The modified graph violate the following elementary principles of graph, which make the modified graph has unclear vision.

1.do not allow data labels in the interior of the scale-line rectangle to interfere with the quantitative data or to clutter the graph.

Some points are obscured by the tick marks and the regression line.

2.tick marks should point outward.

The tick marks all point inward and obscure the data inside the scale-line rectangle.

Part II

In the new graph, I use color to add protein variable in the graph. I delete the regression line in order to make the data stand out and avoid superfluity. And I change the size of the plotting symbols to prevent being overlooked.

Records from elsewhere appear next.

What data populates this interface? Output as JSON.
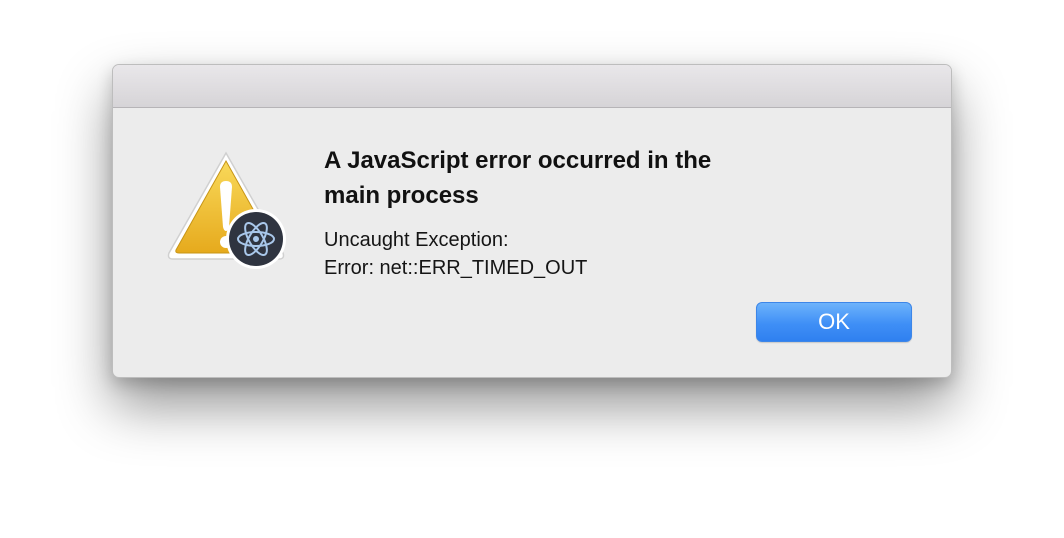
{
  "dialog": {
    "title": "A JavaScript error occurred in the\nmain process",
    "message": "Uncaught Exception:\nError: net::ERR_TIMED_OUT",
    "ok_label": "OK",
    "icon": "warning-triangle-with-electron-badge"
  },
  "colors": {
    "dialog_background": "#ececec",
    "titlebar": "#dddcdf",
    "button_accent": "#3f8ff6",
    "warning_yellow": "#f2c12e",
    "badge_dark": "#2f3440"
  }
}
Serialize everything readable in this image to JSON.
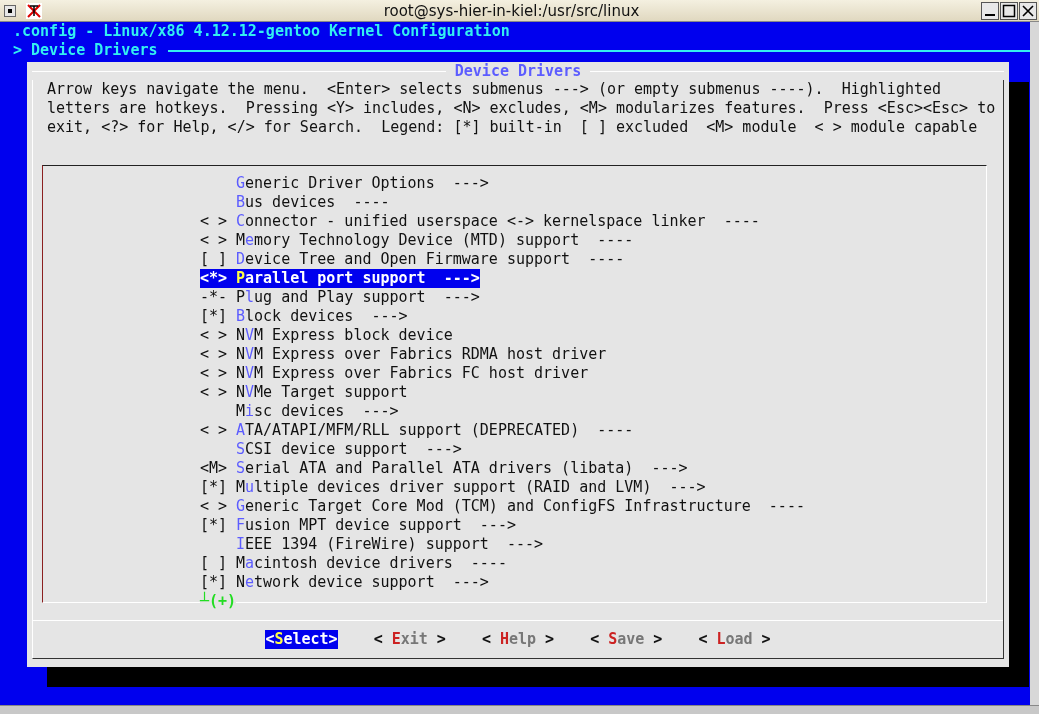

From the new scatter plot, I observe that higher protein contains higher calories for one portion. The cereal has higher protein could contain higher sugars.

Tuition Growth for BGSU

The data includes the instructional fees (per term) for BGSU for selected years. Then I created a scatterplot of year against log10 of instructional fees. Based on this scatterplot, I observe that the instructional fees increase rapidly in 1960-2010. In past eight years, the growth speed of tuition is slower than before.

I find that understanding and applying a new function into my case are pretty hard in sometime.